Mme Éliane Assassi. Mais qu’est-ce qu’il vous arrive, monsieur le ministre ?
M. Alain Gournac. Laissez parler le ministre !
M. Michel Mercier, garde des sceaux. Libre à vous de refuser la discussion, mais telle n’est pas notre conception du travail législatif. Nous considérons pour notre part que nous n’avons pas forcément raison en tout et que débattre aurait pu permettre d’améliorer le texte. (Exclamations sur les travées du groupe socialiste-EELV et du groupe CRC.)
Mme Nicole Borvo Cohen-Seat. Ben voyons !
Mme Nicole Borvo Cohen-Seat. Mais vous avez tous les droits, bien sûr !
M. Michel Mercier, garde des sceaux. Je déplore donc vivement votre refus du débat, lequel ne se résume pas à la juxtaposition de dix-sept discours. Débattre, c’est s’écouter les uns les autres, afin d’essayer d’aboutir à des avancées en prenant en compte les idées de chacun.
M. André Reichardt. Très bien !
M. Michel Mercier, garde des sceaux. En ce qui concerne l’article 6, monsieur Michel, il n’est tout de même pas qu’un mensonge, reconnaissez-le !
M. Jean-Jacques Hyest. Quel donneur de leçons !
M. Michel Mercier, garde des sceaux. Vous ne pouvez d’ailleurs pas tout savoir sur le mensonge, sauf à en être un véritable spécialiste ! (Sourires sur les travées de l’UMP. – Exclamations sur les travées du groupe socialiste-ELLV.)
Je ferai observer à Mme Tasca, pour qui j’ai beaucoup d’estime, que l’article 6 vise à mettre en œuvre deux décisions du Conseil constitutionnel.

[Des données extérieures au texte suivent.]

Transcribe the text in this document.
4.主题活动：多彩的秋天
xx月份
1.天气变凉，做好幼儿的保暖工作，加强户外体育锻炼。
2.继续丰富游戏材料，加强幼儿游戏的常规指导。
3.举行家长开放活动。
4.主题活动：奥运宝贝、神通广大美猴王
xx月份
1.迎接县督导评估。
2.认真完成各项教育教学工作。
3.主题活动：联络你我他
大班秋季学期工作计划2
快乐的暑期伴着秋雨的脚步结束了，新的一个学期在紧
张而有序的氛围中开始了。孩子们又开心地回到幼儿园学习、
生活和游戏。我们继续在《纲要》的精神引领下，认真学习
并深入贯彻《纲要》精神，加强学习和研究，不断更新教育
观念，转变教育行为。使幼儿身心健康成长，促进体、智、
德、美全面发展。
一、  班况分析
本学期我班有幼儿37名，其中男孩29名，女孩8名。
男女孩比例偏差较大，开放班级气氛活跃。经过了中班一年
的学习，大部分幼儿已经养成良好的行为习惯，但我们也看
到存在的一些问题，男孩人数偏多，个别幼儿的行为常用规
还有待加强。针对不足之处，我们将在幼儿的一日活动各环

La première d’entre elles résulte d’une question prioritaire de constitutionnalité, qui a conduit le Conseil constitutionnel à mener un travail extrêmement intéressant.
Dans sa décision du 8 juillet 2011, le Conseil constitutionnel a fixé, une fois pour toutes, le contenu constitutionnel du principe fondamental reconnu par les lois de la République en matière de justice des mineurs.
M. Jean-Jacques Hyest. Eh oui !
M. Michel Mercier, garde des sceaux. Cet apport important devrait retenir certains d’invoquer l’ordonnance de 1945 à tout propos. D’ailleurs, pourquoi refusez-vous toujours de mentionner ce grand texte pour la justice des mineurs qu’est la loi du 12 avril 1906 ? Qui était au gouvernement à l’époque ? Clemenceau ! Évoquer sa mémoire et son rôle vous rappellerait pourtant votre ancrage radical, madame Escoffier ! (Sourires.)
M. Alain Néri. Et le Conseil national de la Résistance ?
Mme Cécile Cukierman. Il y avait des marxistes en son sein !
M. Michel Mercier, garde des sceaux. Justement, le Conseil national de la Résistance représente la fin d’une époque et le début d’une nouvelle République !
Voici maintenant ce que dit le Conseil constitutionnel dans sa décision précitée :
« Considérant que l’atténuation de la responsabilité pénale des mineurs en fonction de l’âge, comme la nécessité de rechercher le relèvement éducatif et moral des enfants délinquants par des mesures adaptées à leur âge et à leur personnalité, prononcées par une juridiction spécialisée ou selon des procédures appropriées, ont été constamment reconnues par les lois de la République depuis le début du vingtième siècle ; que ces principes trouvent notamment leur expression dans la loi du 12 avril 1906 sur la majorité pénale des mineurs, la loi du 22 juillet 1912 sur les tribunaux pour enfants et l’ordonnance du 2 février 1945 sur l’enfance délinquante ; que, toutefois, la législation républicaine antérieure à l’entrée en vigueur de la Constitution de 1946 ne consacre pas de règle selon laquelle les mesures contraignantes ou les sanctions devraient toujours être évitées au profit de mesures purement éducatives ; qu’en particulier, les dispositions originelles de l’ordonnance du 2 février 1945 n’écartaient pas la responsabilité pénale des mineurs et n’excluaient pas, en cas de nécessité, que fussent prononcées à leur égard des mesures telles que le placement, la surveillance, la retenue ou, pour les mineurs de plus de treize ans, la détention ; que telle est la portée du principe fondamental reconnu par les lois de la République en matière de justice des mineurs. »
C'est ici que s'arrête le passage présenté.